Onu azarladı ve fırtınada dışarı çıkmasını yasakladı. Oğlan çok kızdı. Bulduğu her şeyi yere atarak kulübede koşmaya başladı. Korkunç bir öfkeye kapılmıştı.
Büyükanne bu kötü davranışa son vermesini ve oturmasını emretti. Ama oğlan daha fazla tepinmeye başladı.
Oğlan kızdığı zaman, uzaktaki bir Yıldırımınki gibi, anlaşılmaz sesler bedeninden yayılıyor gibiydi. Ne kadar çok sinirlenirse, yıldırımın sesi de o kadar şiddetli oluyordu. Büyükannesi bu gürültüye son vermesini söyledi. Öfkesinden eline geçen her şeyi parçalamaya devam etti.
Yaşlı kadın kendini kaybetti. Bir sopa alarak oğlanın bacaklarına sertçe vurdu.
O anda birdenbire, kör edici bir şimşeğin arkasından devasa bir gök gürültüsü oldu. Oda yoğun bir dumanla kaplandı.

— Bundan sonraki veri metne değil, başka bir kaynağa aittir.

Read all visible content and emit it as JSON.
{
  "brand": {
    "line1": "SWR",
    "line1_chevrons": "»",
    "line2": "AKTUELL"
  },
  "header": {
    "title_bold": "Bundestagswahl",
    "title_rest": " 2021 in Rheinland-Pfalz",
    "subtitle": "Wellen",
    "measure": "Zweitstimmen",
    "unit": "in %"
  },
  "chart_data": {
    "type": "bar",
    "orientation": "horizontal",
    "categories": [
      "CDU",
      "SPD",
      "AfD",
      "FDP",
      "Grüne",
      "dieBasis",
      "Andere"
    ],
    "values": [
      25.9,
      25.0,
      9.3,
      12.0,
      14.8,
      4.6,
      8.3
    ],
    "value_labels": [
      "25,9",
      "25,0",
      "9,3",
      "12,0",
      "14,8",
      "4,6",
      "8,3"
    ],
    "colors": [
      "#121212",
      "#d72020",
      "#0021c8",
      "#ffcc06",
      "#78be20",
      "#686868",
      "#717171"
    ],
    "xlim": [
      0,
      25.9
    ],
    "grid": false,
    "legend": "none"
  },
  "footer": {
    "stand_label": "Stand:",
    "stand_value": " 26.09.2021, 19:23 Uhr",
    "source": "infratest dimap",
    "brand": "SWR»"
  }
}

Yaşlı kadın, korkudan titreyerek kulübesinin bir köşesine çömeldi. Duman dağıldığında, oğlan yok olmuştu.
Uzaklardan Şimşek’in gitgide hafifleyen sesi duyulabiliyordu.
Oğlanın annesi kulübeye döndüğünde şöyle dedi: “Oğluma vurdun. Babası Yıldırım Halkı ülkesinde yaşaması için onu alıp götürdü. Onu bir daha asla göremeyeceğiz”.
Yıldırım Oğlan yarı Kızılderili olduğu için Yıldırım Halkı da Kızılderililerin dostu ve onlara sorun çıkarmıyor. İlkbaharın başlarında, ilk fırtına zamanında, ateşte Gerçek Tütünün yakılmasının Yıldırım Halkı’nın hoşuna gittiği söylenir.